Tina’s last post had various commenters getting nostalgic for special moments from the Golden Age Of Social Blogging. Here’s another: remember when we were reluctant to link to the Sociology Shrine blog because every time we did, they would respond by deleting their blog entirely?
Anyway, we’re all older now, and the Shriners appear to have found a sufficiently stable identity that only occasionally involves referencing sociology blogs. So hopefully I will not send them down another self-erasing rabbit hole by mentioning them now. They have offered an opinion on the recent thread regarding tweeting-talks:
Given that [Jeremy] always seems to believe we have some sort of bone to pick with him – in fact, to the contrary, we adore him – we should be clear that we question only his reluctance to “take a stand” for the radical idea that those suffering from technology-induced A.D.D. might very well try to give someone or something their undivided attention for all of fifteen minutes.
[First, who doesn’t like being adored? Smooches, Shriners.]
But there seems to be a question in the air: if we are going to celebrate the fact that Twitter offers a permanent public record of discussion about a talk, and the talk in question is only 15 minutes, is it too much to ask that people wait until the end of the talk to start tweeting their opinions about it?
Eh, I get their point. But my failure to “take a stand” on this issue does not involve a lack of nerve. If Cyborgology used the free space on their alternative bingo card to propose another ASA dues increase, believe me, I’d speak out.
Instead, I have a mixed set of feelings between (1) my strong belief that conversations about talks are a good thing–and public conversations are even better–and (2) my moderate incredulity about how useful superbrief public assessments launched in the middle of talks can actually be to anybody not in attendance. Maybe I could do a full read of #asa2011 and come up with a clearer view, but, well, skimming the distribution of tweets-per-person makes it seem like this phenomenon is presently confined to a relatively small number of people anyway. (Mathematical sociology aside: Not all that far from Zipf’s law, in fact.)
I’m more convinced that posting very brief comments during a talk improves the engagement of whatever people are in the room commenting to each other at the time than that it is especially instructive to people who are not there.
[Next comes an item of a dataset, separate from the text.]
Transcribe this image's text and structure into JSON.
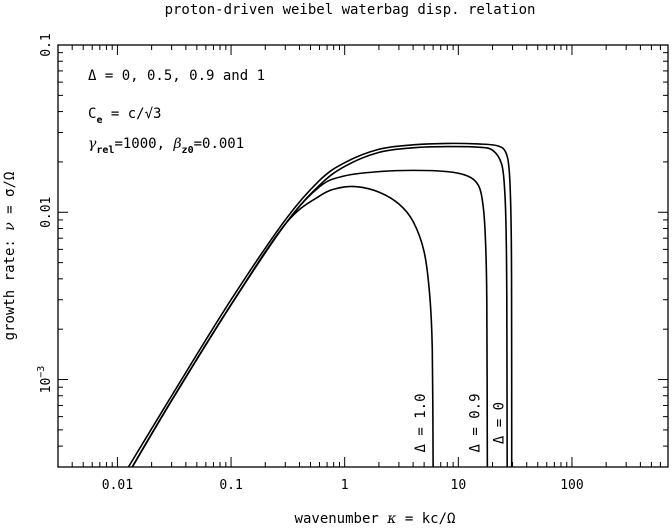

I could be wrong, and, regardless, not like it does any harm. Plus, I’m sure that having these discussions be nonetheless public likely does lead them to be more civilized than whatever folks would be saying if they were just text-messaging each other.
In any case, it looks like the strong majority of people who were using Twitter during the meetings are not using it for this purpose. I wonder if use of the medium at sociology conferences will evolve to where there are separate hashtags for people who want to have conversations about specific session content and people who want to just use it to share broad or fun bits.